Results: The PSH resulted in continuously elevated baseline corticosterone blood levels in the adult and aged rats. The chronic elevation of the corticosterone levels was accompanied by a progressive deficit of the GR expression in the liver, increased hepatic glycogen content, dysregulated glucose-6-phosphatase activity, and eventually hypoglycemia. Elevated corticosterone appears to result from the impairment of the mechanisms of glucocorticoid negative feedback since a substantial decrease in both the total number of GR and their nuclear localization was observed already in the hippocampus of newborn rat pups and persisted throughout life. Corresponding stable hippocampal downregulation of GR-dependent genes was observed as well. Suppression of the maternal glucocorticoid stress response to hypoxia by metyrapone injection to pregnant rats prior to each hypoxic challenge considerably reduced corticosterone over-response to hypoxia and prevented reduced hippocampal GR.
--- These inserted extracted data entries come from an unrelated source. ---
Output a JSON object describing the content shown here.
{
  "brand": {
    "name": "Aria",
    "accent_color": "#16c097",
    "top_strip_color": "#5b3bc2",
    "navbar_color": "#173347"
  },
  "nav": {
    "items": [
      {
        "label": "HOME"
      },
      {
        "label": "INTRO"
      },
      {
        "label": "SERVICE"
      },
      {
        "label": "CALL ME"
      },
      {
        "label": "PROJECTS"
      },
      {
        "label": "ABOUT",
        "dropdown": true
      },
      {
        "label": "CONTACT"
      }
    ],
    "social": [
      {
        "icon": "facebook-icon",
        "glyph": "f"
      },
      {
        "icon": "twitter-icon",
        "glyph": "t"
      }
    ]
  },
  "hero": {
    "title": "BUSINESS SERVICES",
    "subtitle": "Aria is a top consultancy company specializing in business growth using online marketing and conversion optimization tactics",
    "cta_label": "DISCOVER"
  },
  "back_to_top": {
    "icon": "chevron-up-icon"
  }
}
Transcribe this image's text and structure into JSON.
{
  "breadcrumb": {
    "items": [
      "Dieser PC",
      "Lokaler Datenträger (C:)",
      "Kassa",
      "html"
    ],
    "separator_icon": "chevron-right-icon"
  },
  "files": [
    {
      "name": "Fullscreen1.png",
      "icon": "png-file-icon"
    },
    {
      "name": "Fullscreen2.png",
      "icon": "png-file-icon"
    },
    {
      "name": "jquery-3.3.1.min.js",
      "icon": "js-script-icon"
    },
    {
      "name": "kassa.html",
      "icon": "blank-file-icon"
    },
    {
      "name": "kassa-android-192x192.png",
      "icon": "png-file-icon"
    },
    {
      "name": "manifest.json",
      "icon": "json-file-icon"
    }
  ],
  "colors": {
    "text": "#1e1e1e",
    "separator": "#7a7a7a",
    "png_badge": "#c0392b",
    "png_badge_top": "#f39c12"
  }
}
Conclusions: Our findings demonstrate that in progeny a deficit of hippocampal GR resulting from maternal glucocorticoid response to hypoxia remains stable throughout life and is accompanied by severe disturbances of baseline glucocorticoid levels and its peripheral reception. Negative consequences of PSH can be prevented by injection with an inhibitor of corticosterone synthesis (metyrapone) to pregnant females undergoing hypoxia.